Chaucer's narrator describes characters from all walks of life and a range of social positions. Does the narrator appear to hold more favorable views of people from one class or background over another? Use at least three of the characters from the General Prologue in your response. Your answer should be at least 250 words.
Answers
However before the storyteller goes any further in the story, he depicts the conditions and the social status of every traveler. He portrays every one thus, beginning with the most astounding status individuals. Chaucer's voice, in re-telling the stories as precisely as possible, completely vanishes into that of his characters, and in this manner the Tales works practically like a show. This self-evaporating quality is critical to the Tales, and maybe clarifies why there is one explorer / pilgrim who isn't depicted at all up until now, yet who is unquestionably on the journey - and he is the most interesting, and the most imperative by a long shot: a writer and statesman by the name of Geoffrey Chaucer.

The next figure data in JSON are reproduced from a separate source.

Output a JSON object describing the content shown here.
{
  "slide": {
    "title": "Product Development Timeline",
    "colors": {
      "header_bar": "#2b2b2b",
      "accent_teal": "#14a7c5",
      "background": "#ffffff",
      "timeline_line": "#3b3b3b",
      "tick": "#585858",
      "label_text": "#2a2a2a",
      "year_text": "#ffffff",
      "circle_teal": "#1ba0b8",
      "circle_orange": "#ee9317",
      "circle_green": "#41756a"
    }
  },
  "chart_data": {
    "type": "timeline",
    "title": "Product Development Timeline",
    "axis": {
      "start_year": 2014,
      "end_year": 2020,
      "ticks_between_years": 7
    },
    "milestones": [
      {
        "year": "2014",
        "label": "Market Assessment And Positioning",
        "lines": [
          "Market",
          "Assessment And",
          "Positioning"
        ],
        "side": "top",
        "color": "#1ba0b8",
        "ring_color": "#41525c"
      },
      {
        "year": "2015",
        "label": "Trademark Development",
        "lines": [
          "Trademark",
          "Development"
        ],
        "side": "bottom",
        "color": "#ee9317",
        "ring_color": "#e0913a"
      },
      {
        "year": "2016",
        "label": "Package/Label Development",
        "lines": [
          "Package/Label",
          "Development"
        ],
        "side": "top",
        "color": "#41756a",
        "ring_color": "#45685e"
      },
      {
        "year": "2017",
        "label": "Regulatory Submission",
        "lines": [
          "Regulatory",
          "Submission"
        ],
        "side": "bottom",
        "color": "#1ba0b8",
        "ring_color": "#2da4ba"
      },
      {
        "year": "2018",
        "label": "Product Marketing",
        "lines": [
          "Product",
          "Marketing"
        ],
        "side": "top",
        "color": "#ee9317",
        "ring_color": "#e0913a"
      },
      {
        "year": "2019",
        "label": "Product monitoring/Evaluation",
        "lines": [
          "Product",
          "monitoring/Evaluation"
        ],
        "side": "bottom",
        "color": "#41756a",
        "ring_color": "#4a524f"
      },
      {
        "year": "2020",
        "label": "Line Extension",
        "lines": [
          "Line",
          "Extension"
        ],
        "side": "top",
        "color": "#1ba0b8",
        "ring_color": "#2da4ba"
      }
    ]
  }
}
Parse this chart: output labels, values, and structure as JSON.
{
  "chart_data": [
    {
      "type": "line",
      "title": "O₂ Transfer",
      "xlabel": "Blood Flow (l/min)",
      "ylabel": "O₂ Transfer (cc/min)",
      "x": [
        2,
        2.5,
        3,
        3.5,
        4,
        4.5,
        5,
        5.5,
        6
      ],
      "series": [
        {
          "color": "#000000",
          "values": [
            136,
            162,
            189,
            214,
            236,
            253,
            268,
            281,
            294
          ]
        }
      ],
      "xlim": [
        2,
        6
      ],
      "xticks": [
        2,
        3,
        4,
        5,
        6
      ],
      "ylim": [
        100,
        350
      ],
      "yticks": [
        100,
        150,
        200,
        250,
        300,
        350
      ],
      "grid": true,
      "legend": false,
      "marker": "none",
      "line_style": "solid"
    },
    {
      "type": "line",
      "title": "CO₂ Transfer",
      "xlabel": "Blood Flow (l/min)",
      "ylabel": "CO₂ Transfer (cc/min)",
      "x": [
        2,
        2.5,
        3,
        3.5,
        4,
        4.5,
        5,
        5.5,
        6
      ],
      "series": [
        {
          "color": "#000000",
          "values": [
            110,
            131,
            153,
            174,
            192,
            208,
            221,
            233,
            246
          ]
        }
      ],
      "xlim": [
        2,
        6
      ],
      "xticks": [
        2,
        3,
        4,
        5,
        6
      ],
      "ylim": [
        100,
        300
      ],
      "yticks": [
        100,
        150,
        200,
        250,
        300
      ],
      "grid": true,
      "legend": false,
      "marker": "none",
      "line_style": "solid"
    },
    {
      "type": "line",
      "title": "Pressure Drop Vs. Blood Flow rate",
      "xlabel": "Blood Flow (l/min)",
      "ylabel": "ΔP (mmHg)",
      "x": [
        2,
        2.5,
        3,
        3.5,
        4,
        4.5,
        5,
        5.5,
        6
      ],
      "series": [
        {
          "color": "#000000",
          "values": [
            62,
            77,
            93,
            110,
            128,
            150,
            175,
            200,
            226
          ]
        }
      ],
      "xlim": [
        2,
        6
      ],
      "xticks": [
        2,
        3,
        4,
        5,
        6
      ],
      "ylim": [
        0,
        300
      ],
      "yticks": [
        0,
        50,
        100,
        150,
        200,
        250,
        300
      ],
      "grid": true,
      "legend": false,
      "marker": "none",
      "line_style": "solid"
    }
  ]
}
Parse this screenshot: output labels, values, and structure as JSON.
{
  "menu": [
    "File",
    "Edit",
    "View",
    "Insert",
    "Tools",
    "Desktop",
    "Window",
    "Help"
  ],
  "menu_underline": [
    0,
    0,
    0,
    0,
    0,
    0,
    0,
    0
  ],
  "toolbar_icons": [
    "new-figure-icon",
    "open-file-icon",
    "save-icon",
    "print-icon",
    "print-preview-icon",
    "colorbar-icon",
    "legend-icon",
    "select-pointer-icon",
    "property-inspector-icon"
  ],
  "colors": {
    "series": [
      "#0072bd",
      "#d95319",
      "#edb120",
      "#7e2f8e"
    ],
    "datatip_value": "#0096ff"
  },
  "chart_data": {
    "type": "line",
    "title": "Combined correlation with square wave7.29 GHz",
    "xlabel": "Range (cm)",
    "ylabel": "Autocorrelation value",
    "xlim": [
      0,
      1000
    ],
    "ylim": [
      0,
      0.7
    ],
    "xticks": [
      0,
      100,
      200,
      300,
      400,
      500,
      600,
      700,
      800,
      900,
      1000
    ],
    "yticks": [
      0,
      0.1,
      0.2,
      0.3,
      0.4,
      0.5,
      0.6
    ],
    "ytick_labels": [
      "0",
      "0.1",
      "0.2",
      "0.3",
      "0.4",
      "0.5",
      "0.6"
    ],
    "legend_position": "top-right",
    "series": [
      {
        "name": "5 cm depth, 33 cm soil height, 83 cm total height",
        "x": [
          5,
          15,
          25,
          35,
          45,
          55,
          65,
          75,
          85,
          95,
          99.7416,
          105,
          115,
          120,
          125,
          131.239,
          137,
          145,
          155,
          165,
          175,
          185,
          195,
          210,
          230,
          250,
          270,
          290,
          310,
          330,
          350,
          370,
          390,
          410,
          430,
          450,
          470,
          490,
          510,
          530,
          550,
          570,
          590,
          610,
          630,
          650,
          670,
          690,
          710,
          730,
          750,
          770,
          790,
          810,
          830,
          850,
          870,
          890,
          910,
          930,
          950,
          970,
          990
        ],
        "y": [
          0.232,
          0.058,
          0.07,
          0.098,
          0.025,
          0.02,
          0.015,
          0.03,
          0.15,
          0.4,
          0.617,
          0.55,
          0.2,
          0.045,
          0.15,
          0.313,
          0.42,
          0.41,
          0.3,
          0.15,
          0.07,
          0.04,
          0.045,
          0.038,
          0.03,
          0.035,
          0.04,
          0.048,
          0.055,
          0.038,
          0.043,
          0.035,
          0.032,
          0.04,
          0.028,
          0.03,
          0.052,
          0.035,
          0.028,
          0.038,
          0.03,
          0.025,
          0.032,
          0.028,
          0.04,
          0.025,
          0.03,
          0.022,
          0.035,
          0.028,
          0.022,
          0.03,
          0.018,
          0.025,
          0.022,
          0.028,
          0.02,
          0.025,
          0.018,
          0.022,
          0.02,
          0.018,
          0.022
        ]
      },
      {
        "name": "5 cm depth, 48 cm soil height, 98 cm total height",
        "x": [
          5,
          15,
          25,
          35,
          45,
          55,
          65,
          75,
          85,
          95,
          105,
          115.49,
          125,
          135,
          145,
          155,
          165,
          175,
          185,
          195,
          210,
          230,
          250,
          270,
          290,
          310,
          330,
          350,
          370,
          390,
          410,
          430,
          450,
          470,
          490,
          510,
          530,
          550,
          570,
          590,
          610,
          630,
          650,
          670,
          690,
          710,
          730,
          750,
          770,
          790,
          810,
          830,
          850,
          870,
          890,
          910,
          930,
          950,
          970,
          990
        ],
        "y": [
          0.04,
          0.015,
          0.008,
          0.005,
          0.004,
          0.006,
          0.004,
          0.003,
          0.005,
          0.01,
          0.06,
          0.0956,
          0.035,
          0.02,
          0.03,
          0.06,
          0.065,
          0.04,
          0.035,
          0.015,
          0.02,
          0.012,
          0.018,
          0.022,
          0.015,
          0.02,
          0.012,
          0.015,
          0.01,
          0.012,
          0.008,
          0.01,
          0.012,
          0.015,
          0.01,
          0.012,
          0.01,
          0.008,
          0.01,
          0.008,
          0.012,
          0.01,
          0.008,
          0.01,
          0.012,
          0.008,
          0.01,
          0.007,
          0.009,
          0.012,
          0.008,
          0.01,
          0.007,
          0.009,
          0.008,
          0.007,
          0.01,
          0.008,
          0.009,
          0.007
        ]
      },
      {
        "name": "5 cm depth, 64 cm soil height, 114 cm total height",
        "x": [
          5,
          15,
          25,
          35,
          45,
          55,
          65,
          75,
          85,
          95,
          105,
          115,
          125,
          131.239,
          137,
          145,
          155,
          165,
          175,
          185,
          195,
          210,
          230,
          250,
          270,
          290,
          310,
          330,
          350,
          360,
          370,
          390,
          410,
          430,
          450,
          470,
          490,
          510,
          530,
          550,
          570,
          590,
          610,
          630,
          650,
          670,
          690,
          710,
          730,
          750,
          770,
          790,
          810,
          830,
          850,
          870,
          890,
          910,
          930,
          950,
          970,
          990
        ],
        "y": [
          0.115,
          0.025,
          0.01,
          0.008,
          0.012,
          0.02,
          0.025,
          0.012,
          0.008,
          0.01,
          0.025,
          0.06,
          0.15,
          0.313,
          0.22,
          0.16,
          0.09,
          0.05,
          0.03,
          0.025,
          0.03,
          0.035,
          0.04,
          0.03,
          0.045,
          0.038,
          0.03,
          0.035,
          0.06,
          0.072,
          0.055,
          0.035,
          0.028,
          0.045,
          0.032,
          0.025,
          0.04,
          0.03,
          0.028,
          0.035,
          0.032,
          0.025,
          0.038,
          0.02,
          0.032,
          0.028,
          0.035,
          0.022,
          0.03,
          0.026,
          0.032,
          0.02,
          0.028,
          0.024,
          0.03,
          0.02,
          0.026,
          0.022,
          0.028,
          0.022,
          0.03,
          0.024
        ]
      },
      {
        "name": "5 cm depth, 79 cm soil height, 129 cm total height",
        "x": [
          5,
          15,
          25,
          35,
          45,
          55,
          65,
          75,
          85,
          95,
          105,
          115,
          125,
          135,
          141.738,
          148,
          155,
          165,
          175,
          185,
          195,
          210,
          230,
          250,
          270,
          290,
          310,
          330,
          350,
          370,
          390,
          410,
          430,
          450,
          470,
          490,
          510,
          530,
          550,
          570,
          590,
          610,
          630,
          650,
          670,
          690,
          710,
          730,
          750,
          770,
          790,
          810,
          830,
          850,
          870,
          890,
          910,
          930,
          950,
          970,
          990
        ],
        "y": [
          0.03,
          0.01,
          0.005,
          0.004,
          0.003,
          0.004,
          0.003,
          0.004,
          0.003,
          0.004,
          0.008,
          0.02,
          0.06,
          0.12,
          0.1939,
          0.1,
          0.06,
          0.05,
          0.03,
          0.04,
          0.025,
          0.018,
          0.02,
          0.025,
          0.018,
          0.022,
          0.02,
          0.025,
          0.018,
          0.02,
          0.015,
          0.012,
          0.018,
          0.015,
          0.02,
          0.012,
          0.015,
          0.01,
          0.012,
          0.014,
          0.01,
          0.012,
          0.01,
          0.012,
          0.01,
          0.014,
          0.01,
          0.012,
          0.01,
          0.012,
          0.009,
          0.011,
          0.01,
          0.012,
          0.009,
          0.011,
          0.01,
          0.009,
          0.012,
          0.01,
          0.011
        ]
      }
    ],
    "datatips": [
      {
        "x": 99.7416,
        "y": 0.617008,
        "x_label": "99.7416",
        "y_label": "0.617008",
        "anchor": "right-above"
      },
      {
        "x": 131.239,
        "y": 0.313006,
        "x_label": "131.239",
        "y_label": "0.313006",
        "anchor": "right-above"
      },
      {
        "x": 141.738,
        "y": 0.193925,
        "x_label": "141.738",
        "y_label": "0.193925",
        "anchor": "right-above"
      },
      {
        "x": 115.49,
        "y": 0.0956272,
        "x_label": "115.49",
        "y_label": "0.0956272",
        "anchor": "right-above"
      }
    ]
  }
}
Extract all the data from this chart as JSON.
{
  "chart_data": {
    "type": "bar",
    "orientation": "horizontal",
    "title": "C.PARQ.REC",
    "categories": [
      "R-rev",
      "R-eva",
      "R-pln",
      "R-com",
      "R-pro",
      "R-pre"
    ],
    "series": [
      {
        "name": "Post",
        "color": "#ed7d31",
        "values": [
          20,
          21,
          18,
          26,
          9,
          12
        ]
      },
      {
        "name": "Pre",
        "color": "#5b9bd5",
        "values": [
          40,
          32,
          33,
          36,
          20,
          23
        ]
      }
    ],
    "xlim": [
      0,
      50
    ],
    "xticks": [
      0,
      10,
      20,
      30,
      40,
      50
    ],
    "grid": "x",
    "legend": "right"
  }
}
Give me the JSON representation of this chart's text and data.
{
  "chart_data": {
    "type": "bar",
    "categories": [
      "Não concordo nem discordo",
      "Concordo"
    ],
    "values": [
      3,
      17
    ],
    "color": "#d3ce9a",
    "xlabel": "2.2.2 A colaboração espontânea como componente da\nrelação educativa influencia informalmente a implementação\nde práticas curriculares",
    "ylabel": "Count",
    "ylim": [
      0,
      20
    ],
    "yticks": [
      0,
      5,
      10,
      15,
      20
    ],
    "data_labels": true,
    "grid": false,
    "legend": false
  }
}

In the General Prologue we get to see that Chaucher actually introduces us to all of the pilgrims, which is a great place for us to understand his opinions on the pilgrims.
It is quite undestandable that Chaucer likes the Parson, Oxford cleric and the Knight. Chaucer tend to like the Parson and he was also one of the clergy members that he did like.
Chaucer liked the Cleric due to the fact that he liked his studies and was not at all wordly in nature.